The day-off routine of screening your calls in case your manager desperately needs someone to cover a shift is rapidly fading. Where managers used to spend hours producing and maintaining a functioning work schedule each week, tech companies are now deploying software to automate large portions of that once-laborious task. Their efforts free up time for managers and shift workers alike, and let them spend their work hours working.
Here are four Seattle-based tech companies making scheduling their full-time job.
Headquarters: Downtown Seattle
Work: Shiftboard’s cloud-based software allows managers to create schedules for a wage-earning workforce. With tools to build a master schedule, employee profiles and a pool of “flexible” employees who are likely to be available to cover shifts – complete with defining qualifications like seniority, locations and overtime status — Shiftboard allows managers to automate a wide array of shift-related processes that traditionally take up large chunks of their time. The software also features tools to manage swings in demand or changes in employee availability, and an analytics dashboard to measure performance against a range of pre-determined KPIs. Originally founded to service the healthcare industry, Shiftboard has long since expanded its services into a wide variety of industries, with a customer list that includes the likes of Disney, United and the UK’s Metropolitan Police.

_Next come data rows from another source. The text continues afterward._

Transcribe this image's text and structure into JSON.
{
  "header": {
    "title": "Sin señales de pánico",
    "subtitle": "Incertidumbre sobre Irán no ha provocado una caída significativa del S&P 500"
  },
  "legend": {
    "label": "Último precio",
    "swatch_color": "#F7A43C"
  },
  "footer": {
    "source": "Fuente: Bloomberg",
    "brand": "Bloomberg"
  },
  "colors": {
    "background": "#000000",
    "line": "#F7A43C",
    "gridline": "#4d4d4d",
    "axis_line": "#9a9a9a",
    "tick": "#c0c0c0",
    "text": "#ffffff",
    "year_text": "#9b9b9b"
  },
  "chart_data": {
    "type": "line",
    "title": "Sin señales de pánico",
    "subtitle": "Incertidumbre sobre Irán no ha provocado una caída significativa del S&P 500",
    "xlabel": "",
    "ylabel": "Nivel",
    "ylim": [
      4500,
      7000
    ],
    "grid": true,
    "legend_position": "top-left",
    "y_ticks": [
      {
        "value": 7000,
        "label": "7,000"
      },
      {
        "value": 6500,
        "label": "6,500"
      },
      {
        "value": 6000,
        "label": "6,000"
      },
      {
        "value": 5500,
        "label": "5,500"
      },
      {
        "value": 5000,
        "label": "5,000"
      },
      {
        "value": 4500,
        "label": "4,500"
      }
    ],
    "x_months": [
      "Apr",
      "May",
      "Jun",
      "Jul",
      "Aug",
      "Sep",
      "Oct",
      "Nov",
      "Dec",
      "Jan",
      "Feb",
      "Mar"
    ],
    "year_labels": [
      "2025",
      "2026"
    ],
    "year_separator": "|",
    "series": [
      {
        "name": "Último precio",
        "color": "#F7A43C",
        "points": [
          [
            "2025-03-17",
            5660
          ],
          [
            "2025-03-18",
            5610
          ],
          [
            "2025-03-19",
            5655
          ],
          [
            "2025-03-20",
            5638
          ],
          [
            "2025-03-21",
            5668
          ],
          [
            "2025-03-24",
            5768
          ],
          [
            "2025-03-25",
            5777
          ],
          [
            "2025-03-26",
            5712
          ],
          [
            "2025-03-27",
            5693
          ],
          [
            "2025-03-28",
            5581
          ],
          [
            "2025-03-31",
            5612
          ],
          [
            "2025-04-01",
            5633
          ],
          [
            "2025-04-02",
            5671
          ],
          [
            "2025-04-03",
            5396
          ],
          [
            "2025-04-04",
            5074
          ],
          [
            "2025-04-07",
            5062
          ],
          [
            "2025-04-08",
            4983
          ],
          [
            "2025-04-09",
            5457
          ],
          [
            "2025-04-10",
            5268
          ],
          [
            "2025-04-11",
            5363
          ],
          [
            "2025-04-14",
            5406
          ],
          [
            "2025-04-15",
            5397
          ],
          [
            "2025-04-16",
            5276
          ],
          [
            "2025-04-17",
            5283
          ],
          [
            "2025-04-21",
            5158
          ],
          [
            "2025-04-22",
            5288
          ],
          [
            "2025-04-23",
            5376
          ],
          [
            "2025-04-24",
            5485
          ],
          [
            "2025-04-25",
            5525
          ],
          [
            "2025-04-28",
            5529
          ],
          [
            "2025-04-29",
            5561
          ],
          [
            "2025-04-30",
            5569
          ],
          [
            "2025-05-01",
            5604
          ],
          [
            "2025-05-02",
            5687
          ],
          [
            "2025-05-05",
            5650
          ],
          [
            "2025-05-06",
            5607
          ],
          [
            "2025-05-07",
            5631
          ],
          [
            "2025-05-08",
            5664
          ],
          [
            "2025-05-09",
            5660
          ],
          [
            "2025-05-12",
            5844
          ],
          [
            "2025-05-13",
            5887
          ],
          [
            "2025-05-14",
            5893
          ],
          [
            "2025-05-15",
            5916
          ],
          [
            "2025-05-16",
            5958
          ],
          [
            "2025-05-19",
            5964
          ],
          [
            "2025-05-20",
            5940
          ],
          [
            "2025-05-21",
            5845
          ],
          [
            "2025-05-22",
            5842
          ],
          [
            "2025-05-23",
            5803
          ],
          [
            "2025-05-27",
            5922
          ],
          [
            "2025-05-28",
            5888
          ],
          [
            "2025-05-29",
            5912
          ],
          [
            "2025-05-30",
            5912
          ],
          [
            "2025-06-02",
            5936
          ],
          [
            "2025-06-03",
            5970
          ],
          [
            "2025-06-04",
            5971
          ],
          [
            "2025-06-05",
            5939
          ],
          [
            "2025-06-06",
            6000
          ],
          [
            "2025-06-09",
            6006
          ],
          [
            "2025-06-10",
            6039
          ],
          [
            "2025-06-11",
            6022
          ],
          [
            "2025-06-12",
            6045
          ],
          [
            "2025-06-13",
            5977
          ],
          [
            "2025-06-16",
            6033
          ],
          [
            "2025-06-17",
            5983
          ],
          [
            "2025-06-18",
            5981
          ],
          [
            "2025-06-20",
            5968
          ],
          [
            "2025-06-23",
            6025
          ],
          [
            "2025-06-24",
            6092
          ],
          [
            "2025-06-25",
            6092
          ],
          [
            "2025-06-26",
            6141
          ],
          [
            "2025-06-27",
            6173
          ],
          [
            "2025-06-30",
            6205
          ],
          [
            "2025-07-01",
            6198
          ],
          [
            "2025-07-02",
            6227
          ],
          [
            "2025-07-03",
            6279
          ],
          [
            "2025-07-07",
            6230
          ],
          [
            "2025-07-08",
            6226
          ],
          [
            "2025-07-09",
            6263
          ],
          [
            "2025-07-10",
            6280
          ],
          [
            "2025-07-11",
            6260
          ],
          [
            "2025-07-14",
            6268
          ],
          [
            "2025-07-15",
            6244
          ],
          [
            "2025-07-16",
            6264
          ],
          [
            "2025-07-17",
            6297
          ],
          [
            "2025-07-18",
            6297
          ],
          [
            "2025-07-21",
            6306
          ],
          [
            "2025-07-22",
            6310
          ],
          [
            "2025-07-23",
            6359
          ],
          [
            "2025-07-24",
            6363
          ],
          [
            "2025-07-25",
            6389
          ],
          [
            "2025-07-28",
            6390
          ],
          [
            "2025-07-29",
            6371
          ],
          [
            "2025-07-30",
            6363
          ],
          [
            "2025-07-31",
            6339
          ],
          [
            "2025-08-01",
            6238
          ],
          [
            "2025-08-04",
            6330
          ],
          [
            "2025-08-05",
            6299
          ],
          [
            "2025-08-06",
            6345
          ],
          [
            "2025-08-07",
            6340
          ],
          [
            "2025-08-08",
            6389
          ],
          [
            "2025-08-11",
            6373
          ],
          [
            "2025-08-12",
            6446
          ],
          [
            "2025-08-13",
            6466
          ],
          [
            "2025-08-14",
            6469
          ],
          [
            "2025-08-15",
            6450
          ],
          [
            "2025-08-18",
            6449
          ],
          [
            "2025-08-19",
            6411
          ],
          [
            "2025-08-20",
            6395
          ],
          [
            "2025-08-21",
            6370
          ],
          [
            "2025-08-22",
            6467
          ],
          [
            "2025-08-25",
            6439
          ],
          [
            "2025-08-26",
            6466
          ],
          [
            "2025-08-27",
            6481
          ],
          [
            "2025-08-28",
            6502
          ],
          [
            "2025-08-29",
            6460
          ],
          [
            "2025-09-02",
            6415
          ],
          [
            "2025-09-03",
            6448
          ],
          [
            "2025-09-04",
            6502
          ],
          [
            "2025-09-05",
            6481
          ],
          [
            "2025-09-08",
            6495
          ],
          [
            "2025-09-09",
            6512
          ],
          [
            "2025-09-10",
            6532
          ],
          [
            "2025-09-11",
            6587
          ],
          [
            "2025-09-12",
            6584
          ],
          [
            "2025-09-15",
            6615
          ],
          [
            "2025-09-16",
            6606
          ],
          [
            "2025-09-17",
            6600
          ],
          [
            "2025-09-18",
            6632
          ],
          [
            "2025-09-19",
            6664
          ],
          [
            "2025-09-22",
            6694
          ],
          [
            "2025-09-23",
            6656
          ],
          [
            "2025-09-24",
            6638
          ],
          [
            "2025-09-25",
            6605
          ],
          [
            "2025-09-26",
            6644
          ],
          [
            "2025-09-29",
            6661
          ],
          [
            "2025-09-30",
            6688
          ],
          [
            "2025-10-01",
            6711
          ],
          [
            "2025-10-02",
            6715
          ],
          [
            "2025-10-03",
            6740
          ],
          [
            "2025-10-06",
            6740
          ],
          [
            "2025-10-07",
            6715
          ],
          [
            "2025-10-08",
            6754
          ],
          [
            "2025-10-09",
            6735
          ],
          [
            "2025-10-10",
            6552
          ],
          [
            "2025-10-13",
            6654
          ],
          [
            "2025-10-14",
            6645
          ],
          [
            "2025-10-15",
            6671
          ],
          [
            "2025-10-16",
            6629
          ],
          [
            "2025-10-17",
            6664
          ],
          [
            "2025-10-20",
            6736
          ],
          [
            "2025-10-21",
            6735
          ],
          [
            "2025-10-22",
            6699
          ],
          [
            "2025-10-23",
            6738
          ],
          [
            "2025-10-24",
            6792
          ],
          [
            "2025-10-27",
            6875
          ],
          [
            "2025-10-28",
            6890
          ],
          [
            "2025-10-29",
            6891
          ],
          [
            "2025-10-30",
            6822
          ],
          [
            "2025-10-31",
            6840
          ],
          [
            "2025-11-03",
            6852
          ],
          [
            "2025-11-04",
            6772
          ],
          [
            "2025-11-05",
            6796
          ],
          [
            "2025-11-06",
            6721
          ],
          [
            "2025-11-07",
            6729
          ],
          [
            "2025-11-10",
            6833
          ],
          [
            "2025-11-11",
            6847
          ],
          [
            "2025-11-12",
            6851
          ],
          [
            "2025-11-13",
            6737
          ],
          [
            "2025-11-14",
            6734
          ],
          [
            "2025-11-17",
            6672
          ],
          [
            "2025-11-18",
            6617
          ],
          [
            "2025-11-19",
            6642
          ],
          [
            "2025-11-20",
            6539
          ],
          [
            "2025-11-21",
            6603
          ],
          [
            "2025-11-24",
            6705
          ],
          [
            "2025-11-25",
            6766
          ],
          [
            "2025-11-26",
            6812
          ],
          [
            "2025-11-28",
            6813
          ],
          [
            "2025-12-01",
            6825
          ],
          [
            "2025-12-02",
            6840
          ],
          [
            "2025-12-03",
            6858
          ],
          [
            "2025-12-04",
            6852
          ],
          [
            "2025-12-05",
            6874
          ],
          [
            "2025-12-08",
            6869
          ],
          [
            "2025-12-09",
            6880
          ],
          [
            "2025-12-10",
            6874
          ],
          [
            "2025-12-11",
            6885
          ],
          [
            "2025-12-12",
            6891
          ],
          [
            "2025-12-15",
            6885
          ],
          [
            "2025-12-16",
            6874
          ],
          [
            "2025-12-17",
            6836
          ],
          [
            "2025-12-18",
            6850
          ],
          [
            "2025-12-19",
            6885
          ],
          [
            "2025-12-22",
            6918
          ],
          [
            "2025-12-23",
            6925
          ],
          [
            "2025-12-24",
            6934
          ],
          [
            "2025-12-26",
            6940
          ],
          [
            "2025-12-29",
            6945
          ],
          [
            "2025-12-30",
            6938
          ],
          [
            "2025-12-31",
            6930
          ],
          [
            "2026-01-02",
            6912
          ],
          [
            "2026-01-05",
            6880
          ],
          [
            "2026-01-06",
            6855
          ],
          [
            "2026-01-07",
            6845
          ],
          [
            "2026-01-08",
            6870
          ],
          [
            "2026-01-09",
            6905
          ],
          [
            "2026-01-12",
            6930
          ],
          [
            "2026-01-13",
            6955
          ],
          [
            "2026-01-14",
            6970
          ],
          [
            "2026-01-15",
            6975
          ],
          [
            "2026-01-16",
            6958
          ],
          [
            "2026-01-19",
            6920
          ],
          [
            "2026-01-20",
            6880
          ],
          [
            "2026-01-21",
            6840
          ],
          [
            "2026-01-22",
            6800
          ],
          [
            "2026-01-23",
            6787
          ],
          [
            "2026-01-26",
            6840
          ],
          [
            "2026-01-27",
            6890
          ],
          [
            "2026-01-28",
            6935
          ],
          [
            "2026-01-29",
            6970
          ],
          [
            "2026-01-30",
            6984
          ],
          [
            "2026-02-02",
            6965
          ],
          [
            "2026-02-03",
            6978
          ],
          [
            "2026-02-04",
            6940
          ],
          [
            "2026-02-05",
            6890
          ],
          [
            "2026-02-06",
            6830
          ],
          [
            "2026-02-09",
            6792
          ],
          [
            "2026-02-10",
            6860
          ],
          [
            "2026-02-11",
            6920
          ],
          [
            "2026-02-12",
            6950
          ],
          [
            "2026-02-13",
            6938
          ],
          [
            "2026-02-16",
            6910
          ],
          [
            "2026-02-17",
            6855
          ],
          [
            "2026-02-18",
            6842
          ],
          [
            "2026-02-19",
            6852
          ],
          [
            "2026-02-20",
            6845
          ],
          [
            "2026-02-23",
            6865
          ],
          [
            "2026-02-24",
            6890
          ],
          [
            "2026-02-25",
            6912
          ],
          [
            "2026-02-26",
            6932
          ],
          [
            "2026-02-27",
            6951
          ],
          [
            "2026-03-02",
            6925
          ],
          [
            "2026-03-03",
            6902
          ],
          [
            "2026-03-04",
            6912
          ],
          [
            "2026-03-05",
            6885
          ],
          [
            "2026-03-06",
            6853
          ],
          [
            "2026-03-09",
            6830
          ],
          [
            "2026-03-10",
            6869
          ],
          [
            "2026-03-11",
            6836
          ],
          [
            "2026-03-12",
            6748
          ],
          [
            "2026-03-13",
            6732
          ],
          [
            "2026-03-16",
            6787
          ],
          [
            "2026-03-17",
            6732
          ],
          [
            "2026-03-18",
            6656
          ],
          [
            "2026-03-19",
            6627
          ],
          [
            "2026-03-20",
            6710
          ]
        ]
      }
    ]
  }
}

Headquarters: Lower Queen Anne
Work: Shyft takes the burden of shift-swapping off managers and instead provides a portal for workers to communicate, swap and cover shifts in a way that maintains compliance with a business’ needs. Workers who need to change their schedule can post shifts to a team feed, and seek approval from managers as soon as a coworker volunteers to cover it. Managers can also see who’s available at any given time. The platform offers end-to-end encryption, and integrates with Workday, Kronos and other workforce management systems. Originally founded in Toronto in 2015, Shyft moved south of the border to join Techstars Seattle in 2016, and has remained in the city ever since. The company recently raised a $6.5 million Series A, which CEO Brett Patrontasch said they would use to hire for roles in product, engineering, design and business operations.
Seattle headquarters: Downtown Seattle
Work: Celayix produces a suite of scheduling software and workforce management solutions. Features include an automated employee scheduling tool that supports a range of structures (such as shift bidding), an employee portal where workers can retrieve and confirm shift schedules, tools to request time off and a geofencing-enabled employee attendance tracking system. There’s also a messaging function to facilitate shift-related communication across an organization, and ways for employees to confirm that they have seen changes to schedules. The company’s main headquarters are located in downtown Vancouver, British Columbia, and they keep a regional office in central Seattle.
Work: MyPeople seeks to form a foundation for the gig economy, functioning as a concierge service to connect busy users with a network of freelancing dog walkers, house cleaners, car washers, babysitters and delivery drivers. Users filter for the type of service they want, location and availability, book and pay all through the site, and earn a percentage of their spend back in rewards points. Founder and CEO Melissa Strawn came up with the idea after a short-term disability left her struggling to support two kids.